The next room I went in was full of the kind of gewgaws and trinkets that, while the height of baroque artisanship, are so overwrought that, when clustered together, I tend to tune them out. Cabinets with beautiful inlaid marquetry/stonework; statues; silver salt cellars; ridiculous clocks. I would have normally blown by them, but now they fought against the slightly moving and equally vibrant modern video portraits scattered among them. The effect was to make the regular collections more digestible, to convince me to spend a bit more time with them just as I was needing to spend more time looking at the Wilson pieces to see them evolve through their storylines (each of them had a bit of motion in them).

The next two rooms were large and mostly empty, and the pixelated pictures stood as equals (yet leaning towards having more energy what with occasional music) amongst other portraits. The rooms led to a pretty circular room covered with tiny portraits, vying with a large picture of Brad Pitt being rained on (which seemed to attract rather a lot of attention, what with his being in his boxer shorts). I got the feeling that I was in Hogwarts, with the old portraits on the walls all but talking to me. It was very striking, the effect being of the world of art gone by standing up to greet its newest incarnation. Delightfully, from this corner (where I spent rather a while, waiting to see just what he was going to do with his gun) I was able to sneak down a hall to a lovely, naturally-lit room and enjoy a lovely hot chocolate. All pleasures were being catered to at the Palazzo Madama!

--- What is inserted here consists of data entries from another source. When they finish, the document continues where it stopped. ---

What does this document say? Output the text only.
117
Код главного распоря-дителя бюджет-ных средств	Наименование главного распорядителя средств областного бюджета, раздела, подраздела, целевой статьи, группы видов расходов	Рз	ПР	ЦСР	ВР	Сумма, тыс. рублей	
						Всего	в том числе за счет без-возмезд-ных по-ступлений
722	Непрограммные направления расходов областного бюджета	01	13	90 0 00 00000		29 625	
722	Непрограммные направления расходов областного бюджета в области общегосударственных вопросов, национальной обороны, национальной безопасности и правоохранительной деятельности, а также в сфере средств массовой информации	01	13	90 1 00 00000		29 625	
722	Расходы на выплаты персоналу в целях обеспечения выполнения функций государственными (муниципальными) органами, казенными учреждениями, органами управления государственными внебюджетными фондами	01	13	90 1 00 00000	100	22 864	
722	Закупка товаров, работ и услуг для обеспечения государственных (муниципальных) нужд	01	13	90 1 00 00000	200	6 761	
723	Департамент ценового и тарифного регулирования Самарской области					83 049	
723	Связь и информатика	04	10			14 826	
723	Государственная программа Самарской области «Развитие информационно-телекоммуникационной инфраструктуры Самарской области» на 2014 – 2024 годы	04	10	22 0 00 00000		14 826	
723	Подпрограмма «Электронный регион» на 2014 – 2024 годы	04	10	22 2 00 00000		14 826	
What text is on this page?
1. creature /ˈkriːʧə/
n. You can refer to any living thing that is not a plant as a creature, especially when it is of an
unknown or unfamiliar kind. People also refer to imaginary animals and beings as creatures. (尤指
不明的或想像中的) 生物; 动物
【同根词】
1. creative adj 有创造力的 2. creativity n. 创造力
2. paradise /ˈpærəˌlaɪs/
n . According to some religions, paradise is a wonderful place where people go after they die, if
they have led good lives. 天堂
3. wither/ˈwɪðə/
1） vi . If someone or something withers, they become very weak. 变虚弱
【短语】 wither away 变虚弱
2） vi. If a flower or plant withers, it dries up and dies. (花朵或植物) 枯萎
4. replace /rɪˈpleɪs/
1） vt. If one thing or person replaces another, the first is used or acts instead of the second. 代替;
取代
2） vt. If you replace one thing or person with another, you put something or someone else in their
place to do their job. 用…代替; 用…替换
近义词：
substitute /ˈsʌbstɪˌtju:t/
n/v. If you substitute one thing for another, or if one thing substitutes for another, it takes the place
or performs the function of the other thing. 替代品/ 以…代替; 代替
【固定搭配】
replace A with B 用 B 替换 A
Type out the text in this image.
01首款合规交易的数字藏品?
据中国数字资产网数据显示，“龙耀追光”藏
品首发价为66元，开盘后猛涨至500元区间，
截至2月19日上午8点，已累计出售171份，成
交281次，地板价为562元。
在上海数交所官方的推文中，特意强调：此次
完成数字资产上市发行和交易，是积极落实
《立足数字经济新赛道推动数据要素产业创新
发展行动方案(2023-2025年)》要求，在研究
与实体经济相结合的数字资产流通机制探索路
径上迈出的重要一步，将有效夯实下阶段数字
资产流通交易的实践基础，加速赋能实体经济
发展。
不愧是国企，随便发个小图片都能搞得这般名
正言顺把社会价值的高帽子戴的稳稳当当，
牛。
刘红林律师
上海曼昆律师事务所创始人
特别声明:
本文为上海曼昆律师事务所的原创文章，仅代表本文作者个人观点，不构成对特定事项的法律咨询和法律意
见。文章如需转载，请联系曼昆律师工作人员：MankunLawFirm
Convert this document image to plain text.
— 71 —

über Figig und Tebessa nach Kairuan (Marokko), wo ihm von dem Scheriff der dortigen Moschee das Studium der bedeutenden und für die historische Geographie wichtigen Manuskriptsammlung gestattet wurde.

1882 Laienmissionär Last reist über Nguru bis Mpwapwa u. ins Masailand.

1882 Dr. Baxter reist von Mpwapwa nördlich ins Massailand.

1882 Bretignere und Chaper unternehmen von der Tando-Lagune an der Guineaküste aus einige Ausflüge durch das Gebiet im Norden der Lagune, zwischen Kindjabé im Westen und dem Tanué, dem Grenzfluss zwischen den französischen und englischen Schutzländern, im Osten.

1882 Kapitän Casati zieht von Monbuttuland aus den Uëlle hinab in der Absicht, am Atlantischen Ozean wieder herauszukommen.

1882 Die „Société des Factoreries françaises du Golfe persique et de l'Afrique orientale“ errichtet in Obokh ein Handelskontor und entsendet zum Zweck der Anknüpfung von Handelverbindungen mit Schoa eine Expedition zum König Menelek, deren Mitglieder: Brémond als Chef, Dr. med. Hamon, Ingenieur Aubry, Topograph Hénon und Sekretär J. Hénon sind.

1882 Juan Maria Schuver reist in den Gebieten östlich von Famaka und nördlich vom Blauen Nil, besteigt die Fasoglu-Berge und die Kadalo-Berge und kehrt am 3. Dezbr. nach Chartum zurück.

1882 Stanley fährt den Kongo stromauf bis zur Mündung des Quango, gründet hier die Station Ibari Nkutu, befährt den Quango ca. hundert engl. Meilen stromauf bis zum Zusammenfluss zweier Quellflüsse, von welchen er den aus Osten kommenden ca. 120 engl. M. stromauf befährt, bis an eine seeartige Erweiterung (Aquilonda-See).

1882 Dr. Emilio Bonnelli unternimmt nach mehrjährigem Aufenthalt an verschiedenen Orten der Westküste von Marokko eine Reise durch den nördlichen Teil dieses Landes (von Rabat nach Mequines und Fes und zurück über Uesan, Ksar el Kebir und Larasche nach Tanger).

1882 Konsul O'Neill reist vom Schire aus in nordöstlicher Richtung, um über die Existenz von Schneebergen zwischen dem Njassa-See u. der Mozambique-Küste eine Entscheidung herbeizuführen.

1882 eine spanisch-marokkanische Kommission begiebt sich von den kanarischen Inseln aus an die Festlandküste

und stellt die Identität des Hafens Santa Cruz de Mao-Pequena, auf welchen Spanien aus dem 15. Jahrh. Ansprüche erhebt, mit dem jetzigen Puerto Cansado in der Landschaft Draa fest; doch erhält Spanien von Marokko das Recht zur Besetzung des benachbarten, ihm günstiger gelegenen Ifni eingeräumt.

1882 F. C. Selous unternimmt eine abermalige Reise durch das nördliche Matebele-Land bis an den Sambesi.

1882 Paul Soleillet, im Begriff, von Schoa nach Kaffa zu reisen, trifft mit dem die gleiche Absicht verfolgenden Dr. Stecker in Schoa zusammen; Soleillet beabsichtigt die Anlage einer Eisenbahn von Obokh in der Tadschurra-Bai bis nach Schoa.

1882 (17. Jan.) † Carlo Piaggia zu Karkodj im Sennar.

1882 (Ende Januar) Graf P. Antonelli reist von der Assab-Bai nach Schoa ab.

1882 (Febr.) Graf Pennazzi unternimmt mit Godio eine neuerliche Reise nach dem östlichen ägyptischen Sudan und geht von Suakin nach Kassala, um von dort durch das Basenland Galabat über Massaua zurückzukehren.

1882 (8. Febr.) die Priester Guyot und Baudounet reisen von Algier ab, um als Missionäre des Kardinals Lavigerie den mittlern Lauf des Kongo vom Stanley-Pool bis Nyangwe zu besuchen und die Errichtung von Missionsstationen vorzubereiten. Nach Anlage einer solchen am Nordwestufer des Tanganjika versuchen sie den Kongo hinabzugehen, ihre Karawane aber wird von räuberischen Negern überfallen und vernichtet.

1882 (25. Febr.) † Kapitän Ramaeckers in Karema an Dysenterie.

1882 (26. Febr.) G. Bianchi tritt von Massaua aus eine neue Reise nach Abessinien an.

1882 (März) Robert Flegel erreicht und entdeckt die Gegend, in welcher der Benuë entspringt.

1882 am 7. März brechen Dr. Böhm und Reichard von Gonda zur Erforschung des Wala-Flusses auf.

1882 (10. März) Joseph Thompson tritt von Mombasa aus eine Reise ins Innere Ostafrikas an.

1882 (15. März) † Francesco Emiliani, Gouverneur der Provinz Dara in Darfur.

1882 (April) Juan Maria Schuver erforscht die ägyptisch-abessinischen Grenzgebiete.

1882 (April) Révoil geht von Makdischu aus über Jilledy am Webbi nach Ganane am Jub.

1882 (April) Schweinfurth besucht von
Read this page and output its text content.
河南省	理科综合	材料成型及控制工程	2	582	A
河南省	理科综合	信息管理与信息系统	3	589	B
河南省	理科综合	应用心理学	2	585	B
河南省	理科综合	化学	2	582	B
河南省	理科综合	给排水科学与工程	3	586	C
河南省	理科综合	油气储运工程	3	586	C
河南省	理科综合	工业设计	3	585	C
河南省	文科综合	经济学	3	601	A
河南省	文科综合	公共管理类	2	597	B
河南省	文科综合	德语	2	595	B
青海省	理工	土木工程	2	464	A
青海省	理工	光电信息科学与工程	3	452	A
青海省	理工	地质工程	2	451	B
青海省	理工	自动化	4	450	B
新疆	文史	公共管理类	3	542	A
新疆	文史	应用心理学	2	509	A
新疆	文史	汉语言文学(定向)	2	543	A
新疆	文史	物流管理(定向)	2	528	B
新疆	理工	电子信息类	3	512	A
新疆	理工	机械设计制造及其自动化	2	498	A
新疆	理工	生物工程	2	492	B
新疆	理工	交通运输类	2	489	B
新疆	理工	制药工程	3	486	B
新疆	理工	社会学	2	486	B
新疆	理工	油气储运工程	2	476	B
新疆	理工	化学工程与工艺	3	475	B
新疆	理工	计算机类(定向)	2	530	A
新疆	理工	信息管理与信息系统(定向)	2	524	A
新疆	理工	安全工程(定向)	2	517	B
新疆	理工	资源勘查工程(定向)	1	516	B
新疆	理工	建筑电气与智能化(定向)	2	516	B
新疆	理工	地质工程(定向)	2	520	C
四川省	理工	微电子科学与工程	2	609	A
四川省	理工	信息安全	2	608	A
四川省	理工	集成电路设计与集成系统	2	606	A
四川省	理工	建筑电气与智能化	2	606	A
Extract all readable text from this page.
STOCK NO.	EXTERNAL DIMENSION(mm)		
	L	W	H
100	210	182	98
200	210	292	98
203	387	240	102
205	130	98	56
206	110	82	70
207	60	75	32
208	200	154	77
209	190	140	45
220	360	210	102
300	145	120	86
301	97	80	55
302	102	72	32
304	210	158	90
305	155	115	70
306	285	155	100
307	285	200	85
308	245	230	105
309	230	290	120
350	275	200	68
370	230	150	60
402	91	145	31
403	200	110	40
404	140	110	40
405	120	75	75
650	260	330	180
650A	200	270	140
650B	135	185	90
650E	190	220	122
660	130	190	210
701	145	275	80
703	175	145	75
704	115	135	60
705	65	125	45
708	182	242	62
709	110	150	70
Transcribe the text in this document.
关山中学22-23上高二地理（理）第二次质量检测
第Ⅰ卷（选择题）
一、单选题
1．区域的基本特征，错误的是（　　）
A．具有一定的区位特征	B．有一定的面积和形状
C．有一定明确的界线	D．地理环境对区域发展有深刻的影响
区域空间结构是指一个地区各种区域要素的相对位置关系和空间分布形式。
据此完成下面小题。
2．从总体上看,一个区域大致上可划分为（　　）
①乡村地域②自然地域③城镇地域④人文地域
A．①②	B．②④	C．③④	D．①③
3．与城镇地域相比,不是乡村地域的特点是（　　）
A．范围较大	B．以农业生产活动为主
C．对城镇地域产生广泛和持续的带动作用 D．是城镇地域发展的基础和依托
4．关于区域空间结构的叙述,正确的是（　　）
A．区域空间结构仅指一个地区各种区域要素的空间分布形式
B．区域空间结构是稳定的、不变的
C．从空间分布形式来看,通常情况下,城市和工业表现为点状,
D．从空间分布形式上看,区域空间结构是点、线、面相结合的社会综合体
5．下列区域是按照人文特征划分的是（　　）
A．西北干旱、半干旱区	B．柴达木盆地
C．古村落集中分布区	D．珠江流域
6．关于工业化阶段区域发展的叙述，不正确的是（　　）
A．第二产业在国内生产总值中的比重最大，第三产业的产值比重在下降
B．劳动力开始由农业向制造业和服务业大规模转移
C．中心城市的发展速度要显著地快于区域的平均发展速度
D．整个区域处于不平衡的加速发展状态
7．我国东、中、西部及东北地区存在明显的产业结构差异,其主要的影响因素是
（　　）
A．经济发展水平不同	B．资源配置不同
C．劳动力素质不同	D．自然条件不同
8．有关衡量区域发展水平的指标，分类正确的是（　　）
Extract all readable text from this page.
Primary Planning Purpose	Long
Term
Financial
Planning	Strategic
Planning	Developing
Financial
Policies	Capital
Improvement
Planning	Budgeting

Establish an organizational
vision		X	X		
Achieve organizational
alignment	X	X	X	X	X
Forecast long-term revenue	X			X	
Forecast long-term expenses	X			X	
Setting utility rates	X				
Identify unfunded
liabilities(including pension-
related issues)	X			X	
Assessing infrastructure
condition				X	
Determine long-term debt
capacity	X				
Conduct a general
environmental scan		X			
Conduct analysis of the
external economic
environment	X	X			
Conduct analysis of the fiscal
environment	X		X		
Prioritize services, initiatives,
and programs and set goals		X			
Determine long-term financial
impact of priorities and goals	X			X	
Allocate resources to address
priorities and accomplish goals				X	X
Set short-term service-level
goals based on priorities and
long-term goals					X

While there was even more palace and even more art to be seen, I’ll end my review here. I was impressed at the way the portraits – which in a different environment I might have considered banal, celebrity-focused, unnecessarily obsessed with technology, and forgettable – actually engaged strikingly with their environment in a way that enhanced both the form and contents of the Palazzo and Robert Wilson’s otherwise gimmicky product. They added light, sound, and motion to a dusty static world, and the effect was positive for both of them. I’m really pleased I had a chance to see this installation, and I have to applaud the forward thinking museum directors who made this exhibit happen.

(This review is for an exhibit I saw on Sunday, October 28th, 2012. It continues through January 6th, 2012.)